I’ve been wondering what exactly I meant when I wrote that the current stock of post-ironic art wants to think beyond the “negative critical methods of the counterculture.” I know what I meant to write, but after a conversation I had today with a friend of mine, I’m not quite sure anymore. Specifically, I wonder if I was wrong to use the word “counterculture” to describe the movement and sensibility against which post-ironic artists define themselves.
In their new book, Nation of Rebels: Why Counterculture Became Consumer Culture, Joseph Heath and Andew Potter define “counterculture” as a mode of cultural criticism that tries to reveal chinks in the armor of the (always oppressive) dominant/hegemonic ideology of mainstream culture. “Culture jamming” is one example of this sort of resistance which they make a big deal of in the book (too big a deal in my view). I think the book’s very interesting, and deeply flawed, but in reading the book I kind of uncritically accepted their definition of counterculture, reasoning that irony is definitely one of the key forms of resistance of the anti-hegemony counterculture as definied in the book. So when I used the word “counterculture” in my previous post, I was wondering how post-ironic authors and artists try to go beyond ironic “culture jamming”-type modes of criticism (the idea that one can resist the oppressive dominant culture by making fun of its hypocracy) towards a new sense of the real.
But the problem with this use of the term counterculture is that it erases certain aspects of history. In particular, it conflates the 60’s (which were arguably hugely optimistic, idealistic, and Utopian in outlook) with the 70s and 80s (which had a much darker turn to them), and drops the successes of the feminist/civil rights/antiwar/environmental movements out of the picture. Heath and Potter consciously combine the two epochs, explaining that the basic philosophical position of, say, punk doesn’t differ much from that of the hippies; the only difference is punk’s criticism that the hippies “sold out,” got co-opted by the hegemonic Establishment, in various ways, before punk itself sold out, only to be followed up by grunge, hip-hop, etc., in an endless cycle of resistance and selling out. The point of their criticism is that countercultural people of this bent have a wrong-headed idea about what will cause social change, and incorrect ideas about co-optation, and so far (I’m only 100 pages into the book) they seem to be proposing a kind of return to collective action and economic institutional reform (which I’m all in favor of, but I wonder if they’re just misrepresenting the aims of these earlier activists, turning the historical counterculture into a straw man far too easily easily knocked down).

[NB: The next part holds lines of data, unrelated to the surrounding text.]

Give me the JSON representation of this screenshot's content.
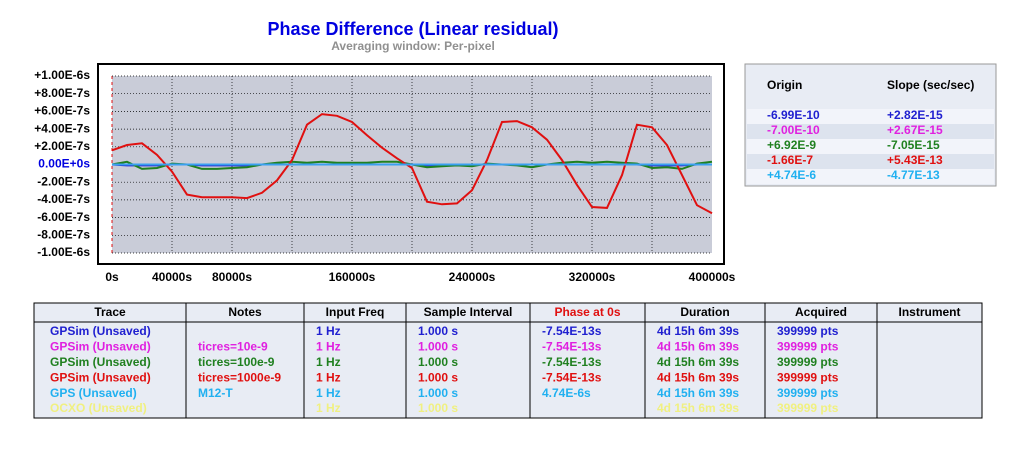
{
  "chart_data": {
    "type": "line",
    "title": "Phase Difference (Linear residual)",
    "subtitle": "Averaging window: Per-pixel",
    "x": [
      0,
      10000,
      20000,
      30000,
      40000,
      50000,
      60000,
      70000,
      80000,
      90000,
      100000,
      110000,
      120000,
      130000,
      140000,
      150000,
      160000,
      170000,
      180000,
      190000,
      200000,
      210000,
      220000,
      230000,
      240000,
      250000,
      260000,
      270000,
      280000,
      290000,
      300000,
      310000,
      320000,
      330000,
      340000,
      350000,
      360000,
      370000,
      380000,
      390000,
      400000
    ],
    "series": [
      {
        "name": "GPSim (Unsaved)",
        "color": "#2020d0",
        "values": [
          0,
          -1e-08,
          -1e-08,
          -1e-08,
          0,
          0,
          -1e-08,
          -1e-08,
          -1e-08,
          -1e-08,
          0,
          0,
          0,
          0,
          0,
          0,
          0,
          0,
          0,
          0,
          0,
          -1e-08,
          -1e-08,
          -1e-08,
          0,
          0,
          0,
          0,
          0,
          0,
          0,
          0,
          0,
          0,
          0,
          0,
          -1e-08,
          -1e-08,
          -1e-08,
          0,
          0
        ]
      },
      {
        "name": "GPSim (Unsaved)",
        "color": "#e020e0",
        "values": [
          0,
          0,
          0,
          0,
          0,
          0,
          0,
          0,
          0,
          0,
          0,
          0,
          0,
          0,
          0,
          0,
          0,
          0,
          0,
          0,
          0,
          0,
          0,
          0,
          0,
          0,
          0,
          0,
          0,
          0,
          0,
          0,
          0,
          0,
          0,
          0,
          0,
          0,
          0,
          0,
          0
        ]
      },
      {
        "name": "GPSim (Unsaved)",
        "color": "#208020",
        "values": [
          0,
          3e-08,
          -5e-08,
          -4e-08,
          1e-08,
          0,
          -5e-08,
          -5e-08,
          -4e-08,
          -3e-08,
          0,
          2e-08,
          3e-08,
          2e-08,
          3e-08,
          2e-08,
          2e-08,
          2e-08,
          3e-08,
          3e-08,
          0,
          -3e-08,
          -2e-08,
          -1e-08,
          -2e-08,
          1e-08,
          0,
          -1e-08,
          -3e-08,
          0,
          2e-08,
          3e-08,
          2e-08,
          3e-08,
          2e-08,
          1e-08,
          -4e-08,
          -3e-08,
          -5e-08,
          1e-08,
          3e-08
        ]
      },
      {
        "name": "GPSim (Unsaved)",
        "color": "#e01010",
        "values": [
          1.6e-07,
          2.2e-07,
          2.4e-07,
          1.1e-07,
          -8e-08,
          -3.4e-07,
          -3.7e-07,
          -3.7e-07,
          -3.7e-07,
          -3.8e-07,
          -3.2e-07,
          -1.8e-07,
          5e-08,
          4.5e-07,
          5.7e-07,
          5.5e-07,
          4.8e-07,
          3.3e-07,
          1.9e-07,
          7e-08,
          -4e-08,
          -4.2e-07,
          -4.5e-07,
          -4.4e-07,
          -2.9e-07,
          5e-08,
          4.8e-07,
          4.9e-07,
          4.2e-07,
          2.8e-07,
          5e-08,
          -2.3e-07,
          -4.8e-07,
          -4.9e-07,
          -1.2e-07,
          4.5e-07,
          4.2e-07,
          2.2e-07,
          -1.2e-07,
          -4.6e-07,
          -5.5e-07
        ]
      },
      {
        "name": "GPS (Unsaved)",
        "color": "#3aa0f0",
        "values": [
          0,
          0,
          0,
          0,
          0,
          0,
          0,
          0,
          0,
          0,
          0,
          0,
          0,
          0,
          0,
          0,
          0,
          0,
          0,
          0,
          0,
          0,
          0,
          0,
          0,
          0,
          0,
          0,
          0,
          0,
          0,
          0,
          0,
          0,
          0,
          0,
          0,
          0,
          0,
          0,
          0
        ]
      }
    ],
    "xlim": [
      0,
      400000
    ],
    "xticks": [
      {
        "value": 0,
        "label": "0s"
      },
      {
        "value": 40000,
        "label": "40000s"
      },
      {
        "value": 80000,
        "label": "80000s"
      },
      {
        "value": 160000,
        "label": "160000s"
      },
      {
        "value": 240000,
        "label": "240000s"
      },
      {
        "value": 320000,
        "label": "320000s"
      },
      {
        "value": 400000,
        "label": "400000s"
      }
    ],
    "xgrid": [
      40000,
      80000,
      120000,
      160000,
      200000,
      240000,
      280000,
      320000,
      360000
    ],
    "ylim": [
      -1e-06,
      1e-06
    ],
    "yticks": [
      {
        "value": 1e-06,
        "label": "+1.00E-6s"
      },
      {
        "value": 8e-07,
        "label": "+8.00E-7s"
      },
      {
        "value": 6e-07,
        "label": "+6.00E-7s"
      },
      {
        "value": 4e-07,
        "label": "+4.00E-7s"
      },
      {
        "value": 2e-07,
        "label": "+2.00E-7s"
      },
      {
        "value": 0,
        "label": "0.00E+0s"
      },
      {
        "value": -2e-07,
        "label": "-2.00E-7s"
      },
      {
        "value": -4e-07,
        "label": "-4.00E-7s"
      },
      {
        "value": -6e-07,
        "label": "-6.00E-7s"
      },
      {
        "value": -8e-07,
        "label": "-8.00E-7s"
      },
      {
        "value": -1e-06,
        "label": "-1.00E-6s"
      }
    ],
    "grid": true
  },
  "fit_table": {
    "columns": [
      "Origin",
      "Slope (sec/sec)"
    ],
    "rows": [
      [
        "-6.99E-10",
        "+2.82E-15"
      ],
      [
        "-7.00E-10",
        "+2.67E-15"
      ],
      [
        "+6.92E-9",
        "-7.05E-15"
      ],
      [
        "-1.66E-7",
        "+5.43E-13"
      ],
      [
        "+4.74E-6",
        "-4.77E-13"
      ]
    ],
    "row_colors": [
      "#2020d0",
      "#e020e0",
      "#208020",
      "#e01010",
      "#20b0f0"
    ]
  },
  "trace_table": {
    "columns": [
      "Trace",
      "Notes",
      "Input Freq",
      "Sample Interval",
      "Phase at 0s",
      "Duration",
      "Acquired",
      "Instrument"
    ],
    "rows": [
      [
        "GPSim (Unsaved)",
        null,
        "1 Hz",
        "1.000 s",
        "-7.54E-13s",
        "4d 15h 6m 39s",
        "399999 pts",
        null
      ],
      [
        "GPSim (Unsaved)",
        "ticres=10e-9",
        "1 Hz",
        "1.000 s",
        "-7.54E-13s",
        "4d 15h 6m 39s",
        "399999 pts",
        null
      ],
      [
        "GPSim (Unsaved)",
        "ticres=100e-9",
        "1 Hz",
        "1.000 s",
        "-7.54E-13s",
        "4d 15h 6m 39s",
        "399999 pts",
        null
      ],
      [
        "GPSim (Unsaved)",
        "ticres=1000e-9",
        "1 Hz",
        "1.000 s",
        "-7.54E-13s",
        "4d 15h 6m 39s",
        "399999 pts",
        null
      ],
      [
        "GPS (Unsaved)",
        "M12-T",
        "1 Hz",
        "1.000 s",
        "4.74E-6s",
        "4d 15h 6m 39s",
        "399999 pts",
        null
      ],
      [
        "OCXO (Unsaved)",
        null,
        "1 Hz",
        "1.000 s",
        null,
        "4d 15h 6m 39s",
        "399999 pts",
        null
      ]
    ],
    "row_colors": [
      "#2020d0",
      "#e020e0",
      "#208020",
      "#e01010",
      "#20b0f0",
      "#f0f080"
    ]
  }
}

Now there is a dominant conservative critique of the 1960s which very much wants to erase the postive acheivements of the counterculture with an emphasis on decadence, postmodernism, and cultural deterioration–the 60s becomes all Sex/Drugs/Rock’n’Roll and very little feminist liberation/black rights/antiwar activism (in some instances feminism, environmentalism, etc. end up causing all our current woes). But more of concern to me is the question of whether left-leaning critics, like Heath and Potter, are basically willing to make the same move. But then, maybe it is the straw man that is interesting–straw men, like ghosts and extra-terrestrial abductors, can shape lives in deep ways. Do these distortions of contemporary countercultural historiography really matter for my project? After all, aren’t contemporary writers and artists responding more to the image of the recent past, confusions and all, than they respond to what really happened? Or am I, by focusing on the image, just tacitly buying into efforts to erase the many successes of the 60’s?: feminism, civil rights, early environmentalism, etc.
Will the real counterculture please stand up?
It’s a tricky question; I’d love some feedback on what people think when they use the term “counterculture,” and what they thought I meant. I am not really sure anymore; I probably should have used the (deeply odious) word “postmodernism” in my original post. It seems more accurate, on reflection.